Tetapi tetap saja kapal Malaysia berupaya masuk. Misalnya, pada 25 Fabruari 2007, KD Sri Perli memasuki wilayah RI sejauh 3.000 yard yang akhirnya diusir keluar oleh KRI Untung Suropati. Bahkan di hari yang sama, pesawat udara patroli maritim Malaysia jenis Beech Craft B 200 T Superking melintas memasuki wilayah RI sejauh 3.000 yard.
Pesawat tempur Indonesia baru bisa menjangkau daerah ini setelah terbang selama 15 sampai 30 menit. Sedangkan Malaysia sudah memiliki pangkalan udara di Tawao, Malaysia, dan menempatkan pesawat tempur yang mampu menjangkau Ambalat dalam hitungan detik.
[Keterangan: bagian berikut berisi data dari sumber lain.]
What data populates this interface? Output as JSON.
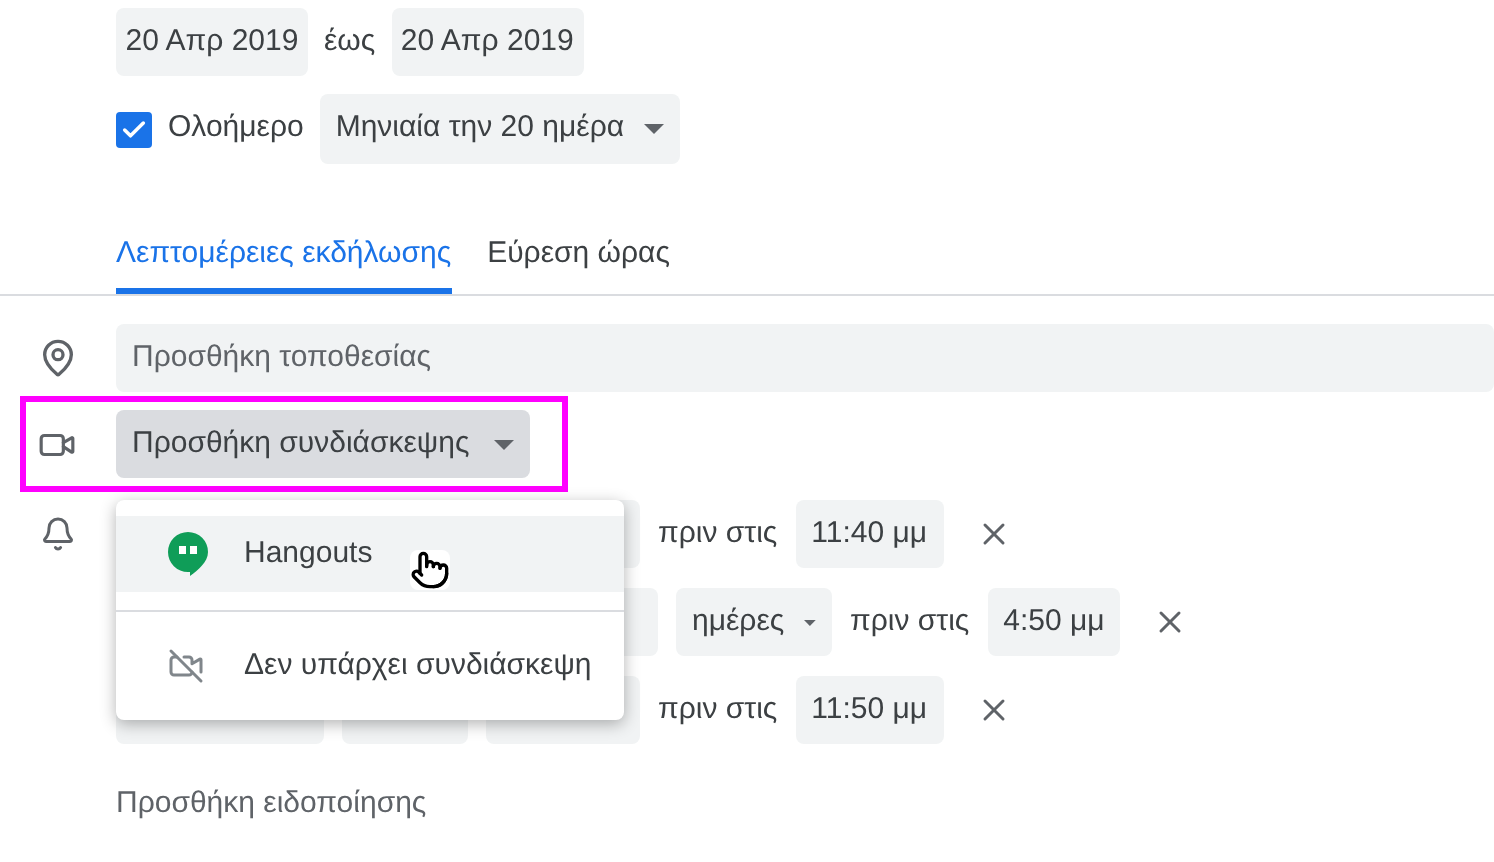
{
  "date_range": {
    "start": "20 Απρ 2019",
    "separator": "έως",
    "end": "20 Απρ 2019"
  },
  "all_day": {
    "label": "Ολοήμερο",
    "checked": true
  },
  "recurrence": {
    "value": "Μηνιαία την 20 ημέρα"
  },
  "tabs": [
    {
      "label": "Λεπτομέρειες εκδήλωσης",
      "selected": true
    },
    {
      "label": "Εύρεση ώρας",
      "selected": false
    }
  ],
  "location": {
    "placeholder": "Προσθήκη τοποθεσίας"
  },
  "conference": {
    "label": "Προσθήκη συνδιάσκεψης",
    "expanded": true,
    "highlighted": true
  },
  "conference_menu": [
    {
      "kind": "hangouts",
      "label": "Hangouts",
      "hovered": true
    },
    {
      "kind": "none",
      "label": "Δεν υπάρχει συνδιάσκεψη",
      "hovered": false
    }
  ],
  "notifications": [
    {
      "before_label": "πριν στις",
      "time": "11:40 μμ"
    },
    {
      "unit": "ημέρες",
      "before_label": "πριν στις",
      "time": "4:50 μμ"
    },
    {
      "before_label": "πριν στις",
      "time": "11:50 μμ"
    }
  ],
  "add_notification": "Προσθήκη ειδοποίησης"
}
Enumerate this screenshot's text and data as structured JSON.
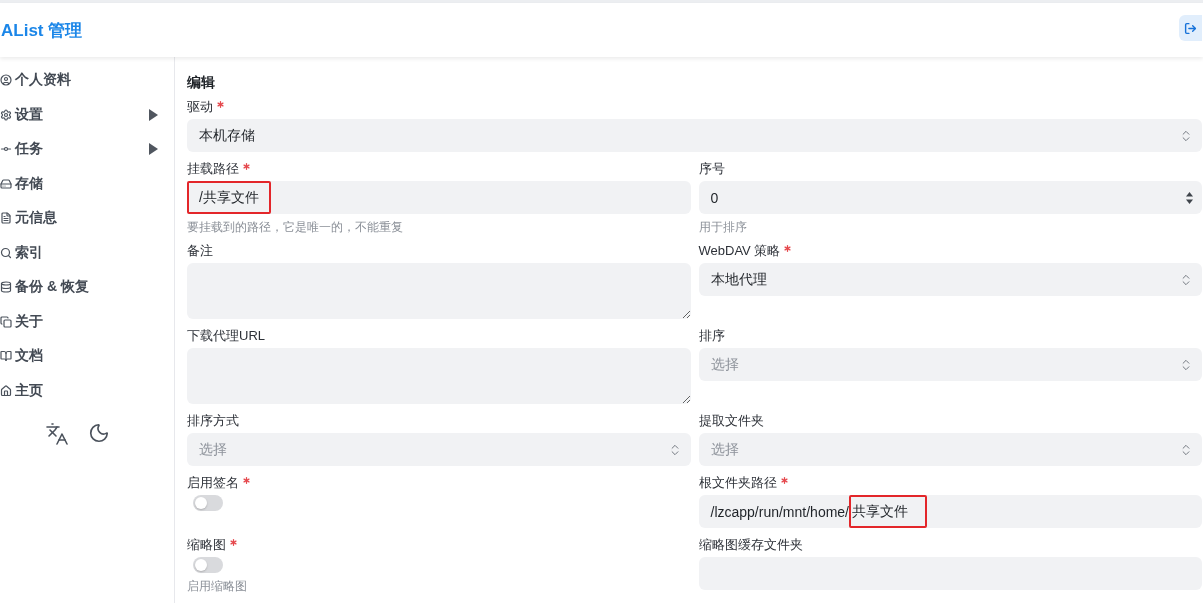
{
  "header": {
    "title": "AList 管理"
  },
  "sidebar": {
    "items": [
      {
        "label": "个人资料",
        "kind": "link"
      },
      {
        "label": "设置",
        "kind": "group"
      },
      {
        "label": "任务",
        "kind": "group"
      },
      {
        "label": "存储",
        "kind": "link"
      },
      {
        "label": "元信息",
        "kind": "link"
      },
      {
        "label": "索引",
        "kind": "link"
      },
      {
        "label": "备份 & 恢复",
        "kind": "link"
      },
      {
        "label": "关于",
        "kind": "link"
      },
      {
        "label": "文档",
        "kind": "link"
      },
      {
        "label": "主页",
        "kind": "link"
      }
    ]
  },
  "form": {
    "title": "编辑",
    "driver": {
      "label": "驱动",
      "required": true,
      "kind": "select",
      "value": "本机存储"
    },
    "fields": [
      {
        "label": "挂载路径",
        "required": true,
        "kind": "text",
        "value_parts": [
          {
            "text": "/共享文件",
            "marked": true
          }
        ],
        "hint": "要挂载到的路径，它是唯一的，不能重复"
      },
      {
        "label": "序号",
        "required": false,
        "kind": "number",
        "value": "0",
        "hint": "用于排序"
      },
      {
        "label": "备注",
        "required": false,
        "kind": "textarea"
      },
      {
        "label": "WebDAV 策略",
        "required": true,
        "kind": "select",
        "value": "本地代理"
      },
      {
        "label": "下载代理URL",
        "required": false,
        "kind": "textarea"
      },
      {
        "label": "排序",
        "required": false,
        "kind": "select",
        "placeholder": "选择"
      },
      {
        "label": "排序方式",
        "required": false,
        "kind": "select",
        "placeholder": "选择"
      },
      {
        "label": "提取文件夹",
        "required": false,
        "kind": "select",
        "placeholder": "选择"
      },
      {
        "label": "启用签名",
        "required": true,
        "kind": "switch",
        "on": false
      },
      {
        "label": "根文件夹路径",
        "required": true,
        "kind": "text",
        "value_parts": [
          {
            "text": "/lzcapp/run/mnt/home/",
            "marked": false
          },
          {
            "text": "共享文件",
            "marked": true
          }
        ]
      },
      {
        "label": "缩略图",
        "required": true,
        "kind": "switch",
        "on": false,
        "hint": "启用缩略图"
      },
      {
        "label": "缩略图缓存文件夹",
        "required": false,
        "kind": "text"
      }
    ]
  }
}
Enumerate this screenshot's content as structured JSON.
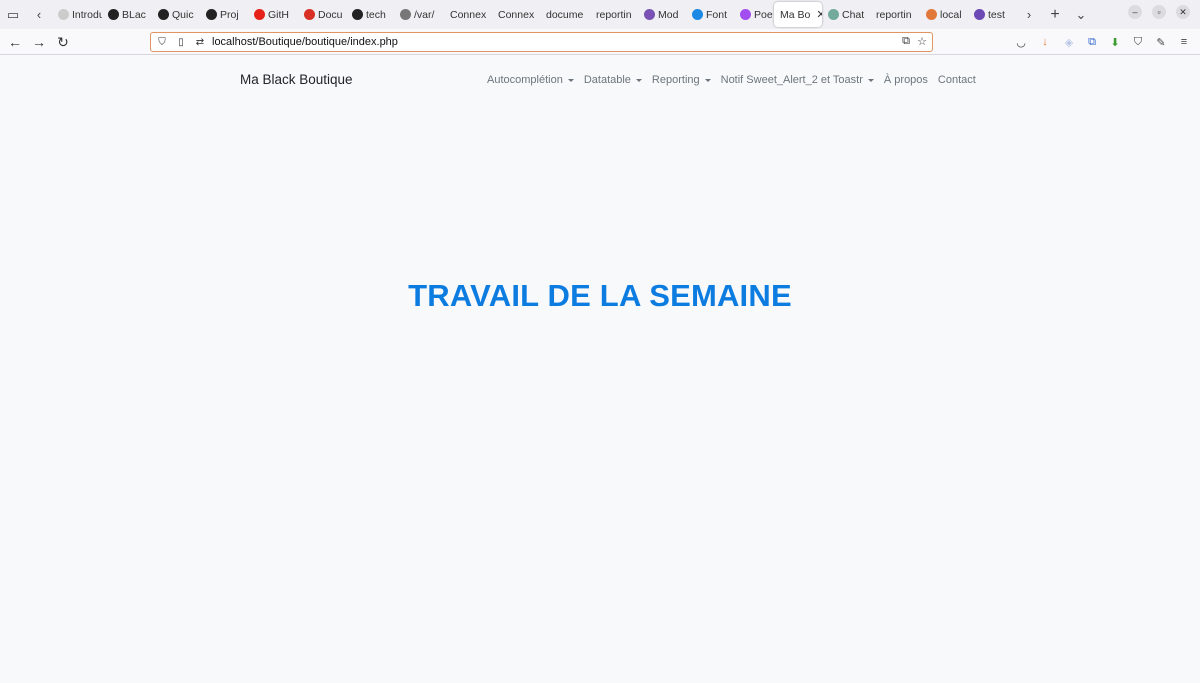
{
  "browser": {
    "tabs": [
      {
        "label": "Introdu",
        "icon": "document-icon",
        "color": "#cccccc"
      },
      {
        "label": "BLac",
        "icon": "github-icon",
        "color": "#222222"
      },
      {
        "label": "Quic",
        "icon": "github-icon",
        "color": "#222222"
      },
      {
        "label": "Proj",
        "icon": "github-icon",
        "color": "#222222"
      },
      {
        "label": "GitH",
        "icon": "youtube-icon",
        "color": "#e62117"
      },
      {
        "label": "Docu",
        "icon": "pdf-icon",
        "color": "#d93025"
      },
      {
        "label": "tech",
        "icon": "github-icon",
        "color": "#222222"
      },
      {
        "label": "/var/",
        "icon": "info-icon",
        "color": "#777777"
      },
      {
        "label": "Connex",
        "icon": "none",
        "color": ""
      },
      {
        "label": "Connex",
        "icon": "none",
        "color": ""
      },
      {
        "label": "docume",
        "icon": "none",
        "color": ""
      },
      {
        "label": "reportin",
        "icon": "none",
        "color": ""
      },
      {
        "label": "Mod",
        "icon": "bootstrap-icon",
        "color": "#7952b3"
      },
      {
        "label": "Font",
        "icon": "flag-icon",
        "color": "#1e88e5"
      },
      {
        "label": "Poe",
        "icon": "poe-icon",
        "color": "#a24df0"
      },
      {
        "label": "Ma Bo",
        "icon": "none",
        "color": "",
        "active": true
      },
      {
        "label": "Chat",
        "icon": "chatgpt-icon",
        "color": "#74aa9c"
      },
      {
        "label": "reportin",
        "icon": "none",
        "color": ""
      },
      {
        "label": "local",
        "icon": "mountain-icon",
        "color": "#e2773a"
      },
      {
        "label": "test",
        "icon": "e-icon",
        "color": "#6c4ab6"
      }
    ],
    "url": "localhost/Boutique/boutique/index.php"
  },
  "page": {
    "brand": "Ma Black Boutique",
    "menu": [
      {
        "label": "Autocomplétion",
        "dropdown": true
      },
      {
        "label": "Datatable",
        "dropdown": true
      },
      {
        "label": "Reporting",
        "dropdown": true
      },
      {
        "label": "Notif Sweet_Alert_2 et Toastr",
        "dropdown": true
      },
      {
        "label": "À propos",
        "dropdown": false
      },
      {
        "label": "Contact",
        "dropdown": false
      }
    ],
    "hero_title": "TRAVAIL DE LA SEMAINE",
    "hero_color": "#0d7ce0"
  }
}
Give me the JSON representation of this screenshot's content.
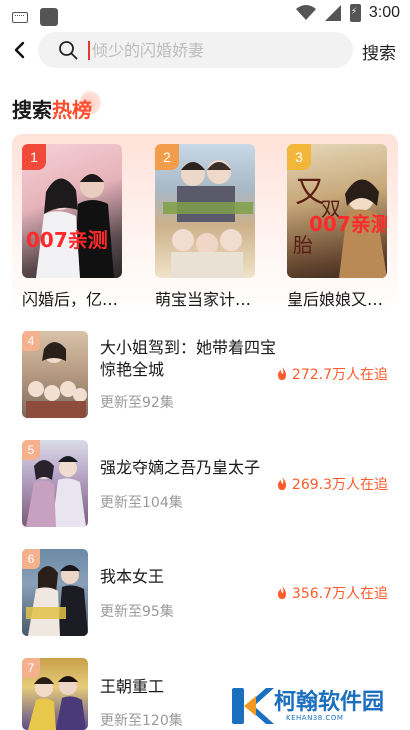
{
  "status_bar": {
    "time": "3:00"
  },
  "search": {
    "placeholder": "倾少的闪婚娇妻",
    "submit_label": "搜索"
  },
  "section": {
    "title_part1": "搜索",
    "title_part2": "热榜"
  },
  "top3": [
    {
      "rank": "1",
      "title": "闪婚后，亿…",
      "badge_color": "#f24a3a"
    },
    {
      "rank": "2",
      "title": "萌宝当家计…",
      "badge_color": "#f39c4a"
    },
    {
      "rank": "3",
      "title": "皇后娘娘又…",
      "badge_color": "#f2b73a"
    }
  ],
  "poster_overlay_text": "007亲测",
  "list": [
    {
      "rank": "4",
      "title": "大小姐驾到：她带着四宝惊艳全城",
      "sub": "更新至92集",
      "heat": "272.7万人在追"
    },
    {
      "rank": "5",
      "title": "强龙夺嫡之吾乃皇太子",
      "sub": "更新至104集",
      "heat": "269.3万人在追"
    },
    {
      "rank": "6",
      "title": "我本女王",
      "sub": "更新至95集",
      "heat": "356.7万人在追"
    },
    {
      "rank": "7",
      "title": "王朝重工",
      "sub": "更新至120集",
      "heat": ""
    }
  ],
  "logo": {
    "name": "柯翰软件园",
    "url_text": "KEHAN38.COM"
  },
  "colors": {
    "accent": "#ff4d2d",
    "heat": "#ff5a2a",
    "brand": "#1b6fbf"
  },
  "icons": {
    "back": "chevron-left-icon",
    "search": "search-icon",
    "heat": "fire-icon"
  }
}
Insiden terakhir terjadi pada awal pekan ini, KRI Untung Suropati mengusir kapal patroli Malaysia KD YU- 3508 karena melanggar batas laut.
PERTAHANAN SOSIAL
Di tempat yang sama, Menteri Pertahanan Juwono Sudarsono mengatakan, selain pertahanan dalam bentuk gelar militer, Indonesia juga mengandalkan pertahanan sosial. "Kita mengembangkan kebersamaan antarsuku, kita juga menggandeng ahli antropologi," kata Juwono.
Faktor sosial budaya tersebut juga dapat menjadi faktor penyebab keberhasilan pembangunan ekonomi masyarakat khususnya yang ada di wilayah perbatasan.
Dirjen Pothan Prof Dr Budi Susilo Soepandji DEA meminta masyarakat yang ada di wilayah perbatasan hendaknya tidak melihat potensi yang ada di luar wilayah NKRI, melainkan mencari cara bagaimana mengembangkan dan memberdayakan potensi yang ada di dalam Indonesia.
“Kita jangan melihat semata-mata yang ada di luar dari teritorial kita tetapi melihat potensi pertahanan yang mempunyai koridor memperdayakan masyarakat di wilayah NKRI," kata adik kandung jaksa agung Hendarman Supandji itu.